Конечно, страшно. Ведь рискуешь головой. А весело потому, что никто ничего не заметил, что тебе удалось.

Уже и в этой, и в той, в десятках кошёлок лежат листовки. Их будут читать во всех деревнях. Люди узнают правду. Красная Армия наступает. Но надо помогать армии, помогать партизанам быстрей разгромить врага!

Осторожно передвигаясь в толпе, Лара заметила большую, обшитую клеёнкой кошёлку. Туда можно опустить целую пачку листовок! Но и старуха, которой принадлежала кошёлка, тоже заметила Лару. Неспроста эта чужая девчонка к ней жмётся: хочет съестное украсть.

— Что ты всё вертишься, девочка? Пришла в церковь молиться богу, так и молись.

Лара сморщила нос, пытаясь изобразить на своём лице набожность, и несколько раз торопливо перекрестилась.

Но сейчас же снова услышала шёпот:

— Господи! Все православные крестятся справа налево, а энта наоборот. И кто же тебя, девочка, по-басурмански креститься учил?

— Извините, тётенька, спуталась.

В эту минуту церковный хор запел что-то торжественное, и старуха, подобрав юбку, опустилась на колени.

Снова стали клониться к полу белые, чёрные и голубые платки. Но один маленький цветастый платочек не наклонился. Фрося делала отчаянные знаки, показывая подруге на дверь. Значит, надо было уходить, и уходить немедленно.

Девочки бегом спустились с церковной горы. Здесь можно было остановиться. Никто их не догонял.

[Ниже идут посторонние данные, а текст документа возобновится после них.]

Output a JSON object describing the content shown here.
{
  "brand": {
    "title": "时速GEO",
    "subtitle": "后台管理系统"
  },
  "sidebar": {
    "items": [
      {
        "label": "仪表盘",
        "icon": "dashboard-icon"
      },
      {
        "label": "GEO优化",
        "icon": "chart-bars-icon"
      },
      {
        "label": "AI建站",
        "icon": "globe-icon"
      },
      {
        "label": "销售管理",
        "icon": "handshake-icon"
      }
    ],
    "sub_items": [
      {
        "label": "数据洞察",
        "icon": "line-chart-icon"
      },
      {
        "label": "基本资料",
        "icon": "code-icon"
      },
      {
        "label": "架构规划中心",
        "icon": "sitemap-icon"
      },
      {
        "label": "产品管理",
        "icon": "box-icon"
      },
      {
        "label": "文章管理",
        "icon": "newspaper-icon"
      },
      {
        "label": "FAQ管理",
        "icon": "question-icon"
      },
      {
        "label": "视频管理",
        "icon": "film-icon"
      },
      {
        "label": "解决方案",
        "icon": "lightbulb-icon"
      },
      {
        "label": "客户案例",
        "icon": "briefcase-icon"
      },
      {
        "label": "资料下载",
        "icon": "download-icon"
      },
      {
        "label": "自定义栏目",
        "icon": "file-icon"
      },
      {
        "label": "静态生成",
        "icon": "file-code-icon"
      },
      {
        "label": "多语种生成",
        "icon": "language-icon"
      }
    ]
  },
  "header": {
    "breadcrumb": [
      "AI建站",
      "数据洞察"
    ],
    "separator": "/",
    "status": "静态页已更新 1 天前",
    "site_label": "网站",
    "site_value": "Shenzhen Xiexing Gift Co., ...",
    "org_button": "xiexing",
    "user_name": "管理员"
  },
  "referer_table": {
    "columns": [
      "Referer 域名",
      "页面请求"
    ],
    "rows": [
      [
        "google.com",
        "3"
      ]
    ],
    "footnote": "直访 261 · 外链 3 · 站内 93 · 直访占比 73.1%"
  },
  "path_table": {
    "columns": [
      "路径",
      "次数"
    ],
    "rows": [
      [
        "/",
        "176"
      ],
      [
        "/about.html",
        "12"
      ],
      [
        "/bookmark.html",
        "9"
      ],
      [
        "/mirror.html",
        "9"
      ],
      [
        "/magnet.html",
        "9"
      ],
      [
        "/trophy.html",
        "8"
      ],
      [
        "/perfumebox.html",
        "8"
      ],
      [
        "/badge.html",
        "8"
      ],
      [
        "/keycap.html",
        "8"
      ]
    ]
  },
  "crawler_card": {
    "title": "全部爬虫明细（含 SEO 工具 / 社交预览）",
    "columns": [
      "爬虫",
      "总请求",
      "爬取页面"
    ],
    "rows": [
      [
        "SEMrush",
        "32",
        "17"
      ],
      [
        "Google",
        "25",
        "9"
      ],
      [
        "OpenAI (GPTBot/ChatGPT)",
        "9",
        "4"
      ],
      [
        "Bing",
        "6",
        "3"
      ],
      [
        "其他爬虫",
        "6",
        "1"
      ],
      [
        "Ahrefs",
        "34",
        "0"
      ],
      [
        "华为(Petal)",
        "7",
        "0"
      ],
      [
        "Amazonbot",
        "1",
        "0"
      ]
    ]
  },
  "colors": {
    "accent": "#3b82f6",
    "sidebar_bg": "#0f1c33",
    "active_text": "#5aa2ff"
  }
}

На выгоне паслось стадо. Коровы жадно захватывали толстыми губами сладкую молодую траву. Мальчик-пастушонок, поглядывая на девочек, жевал щавель. Через плечо пастушонка висел длинный кнут.

— Ой, Лариска, кого я сейчас у церкви видела! Чуть было листовку ему не сунула, а когда разглядела, прямо обмерла.

— Кто же это был?

— Печенёвский староста, твой дядька. Теперь он знает, что мы не поехали в Германию. Как думаешь — донесёт?

— А может, и нет. Партизан побоится.

Ларе не хотелось говорить о дяде в такой весёлый весенний день. Жаль только, что в кошёлке осталось несколько листовок. Надо кому-нибудь их отдать.

— Эй, мальчик! — окликнула Лара пастушонка. — Ты грамотный?

— А тебе что? — мальчик выплюнул изо рта щавель, вытер зелёные губы, — Мы в немецкую школу не ходим.

— И мы не ходим. Но ведь в нашей школе тебя читать учили? Возьми, почитай.

Мальчик неохотно взял протянутые Ларой листовки, развернул их и протяжно свистнул. Ему бросилась в глаза крупно написанная фраза: «Смерть немецким оккупантам!»

— Это мы прочтём. Всей деревней прочтём.

Он засунул листовки за пазуху и побежал по изумрудно-зелёному выгону, оглушительно хлопая кнутом. Своими ухватками он сильно напоминал Мишку.

«А что сейчас делает Мишка? — подумала девочка. — Кажется, он вчера на меня обиделся. Чудак человек! Неужели нельзя пошутить?»

— Твоя работа?

Командир бросил на лавку застреленную курицу.

Мишка поёжился. Как будто похоже. И у той были такие же пёстрые перышки. Мишка потрогал морщинистую жёлтую куриную ногу. Наверное, она.

Просто удивительно, как быстро всё стало известно! Не успел вернуться, как уже вызвали к командиру и даже курицу в штаб приволокли.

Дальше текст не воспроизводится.